Sang Ustadz menjawab, “Saya disini karena saya takut. Orang-orang sudah berlebihan dalam mengagumi, padahal saya manusia biasa. Saya takut jika saya tetap terkenal seperti ini, setiap yang saya lakukan tidak ikhlas karena hanya mencari penghargaan dari manusia. Saya takut kalau saya jadi berbuat bukan karena Allah tapi karena ingin dilihat manusia…. Karena itu saya memilih seperti ini. Biarkan mereka melupakan saya dulu.”

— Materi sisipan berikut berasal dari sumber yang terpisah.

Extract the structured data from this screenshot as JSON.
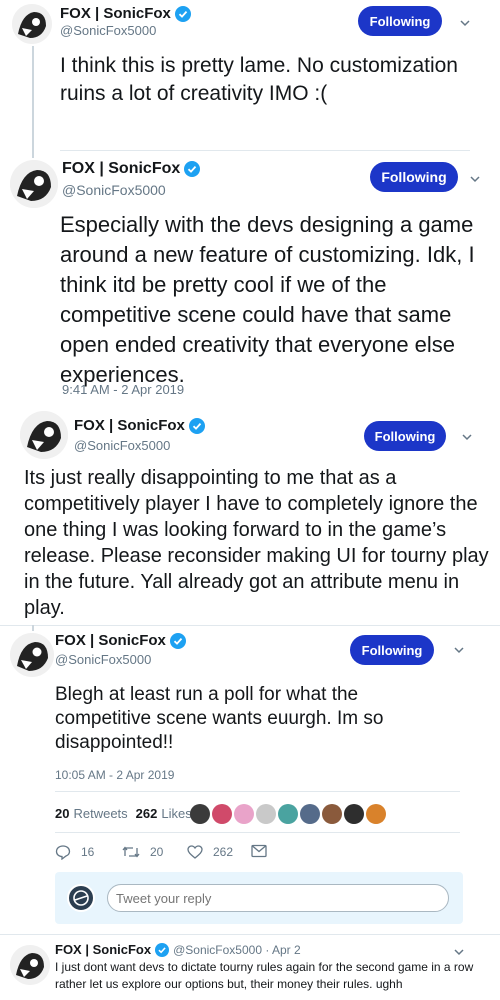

Hmmm….. tuh. Resiko jadi orang terkenal bagi orang biasa mungkin yang susah adalah, menjaga niatan dalam hati, agar tetap selalu dalam koridor yang benar.

 

Tindakan orang terkenal menarik untuk diikuti

Benar gak sih? Coba deh, kita lebih banyak men-follow Instagram atau Twitter artis (entah dalam bidang entertain atau artis di dunia science seperti perkembangan tech) kan? Rasanya mereka lagi makan dimana, atau mereka lagi tamasya, atau mereka lagi nyanyi satu bait lagu saja, kita sudah excited melihatnya…🙂 . Tuh kan, memang beda kualitas orang terkenal, hehe…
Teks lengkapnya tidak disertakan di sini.